S’adressant aux populations, le chef du gouvernement a dénoncé ceux qui, selon lui, entretiennent l’impatience et la division. « Ces personnes sans vergogne qui vous font croire que tout doit changer immédiatement sont vos ennemis et des ennemis du Sénégal », a-t-il déclaré, appelant à la solidarité, à l’unité nationale et à l’entraide pour bâtir le pays.
« Le Sénégal n’est pas pauvre, ses richesses ont été dilapidées »
Ousmane Sonko a insisté sur le fait que le Sénégal dispose de ressources suffisantes pour assurer son développement. « Ce pays n’est pas pauvre, mais ses richesses ont été dilapidées », a-t-il martelé, citant notamment le phosphate, le zircon, l’or, le pétrole et le gaz.
Le Premier ministre a réaffirmé la volonté du gouvernement de reprendre le contrôle des ressources naturelles, affirmant que celles-ci doivent revenir entre les mains de l’État. « Tout ce qui est richesse naturelle sera sauvegardé et géré dans l’intérêt exclusif des Sénégalais », a-t-il assuré.
Il a également dénoncé les contrats qualifiés de léonins signés par les anciens dirigeants, soulignant que certains engagements exposent aujourd’hui l’État sénégalais à des contentieux devant les juridictions internationales en cas de renégociation.

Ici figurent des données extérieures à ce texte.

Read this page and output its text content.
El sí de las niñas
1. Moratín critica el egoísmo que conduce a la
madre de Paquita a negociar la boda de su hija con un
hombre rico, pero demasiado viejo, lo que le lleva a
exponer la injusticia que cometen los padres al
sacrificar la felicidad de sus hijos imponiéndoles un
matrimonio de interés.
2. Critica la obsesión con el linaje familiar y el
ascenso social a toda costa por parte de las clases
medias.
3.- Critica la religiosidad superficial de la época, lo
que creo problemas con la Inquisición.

Pour une souveraineté économique et industrielle
Abordant les incohérences économiques, Ousmane Sonko a fustigé le paradoxe d’un pays producteur contraint d’importer ce qu’il possède. « Le Sénégal ne doit pas avoir de gaz et en acheter ailleurs, idem pour le pétrole. On ne peut pas disposer de phosphate et acheter de l’engrais à l’extérieur », a-t-il déclaré, évoquant le rôle stratégique des Industries chimiques du Sénégal (ICS) dans le développement de l’agriculture nationale.
Un appel à l’unité pour l’avenir de la jeunesse
Enfin, le Premier ministre a rappelé que cette lutte pour la souveraineté économique constitue « l’essence du combat de Pastef », appelant les Sénégalais à se donner la main pour garantir un avenir meilleur à la jeunesse.
« Ceux qui vous disent que le pays peut se développer en vendant ses richesses et en s’endettant ailleurs vous disent des contrevérités. C’est là le nerf de notre combat », a-t-il conclu.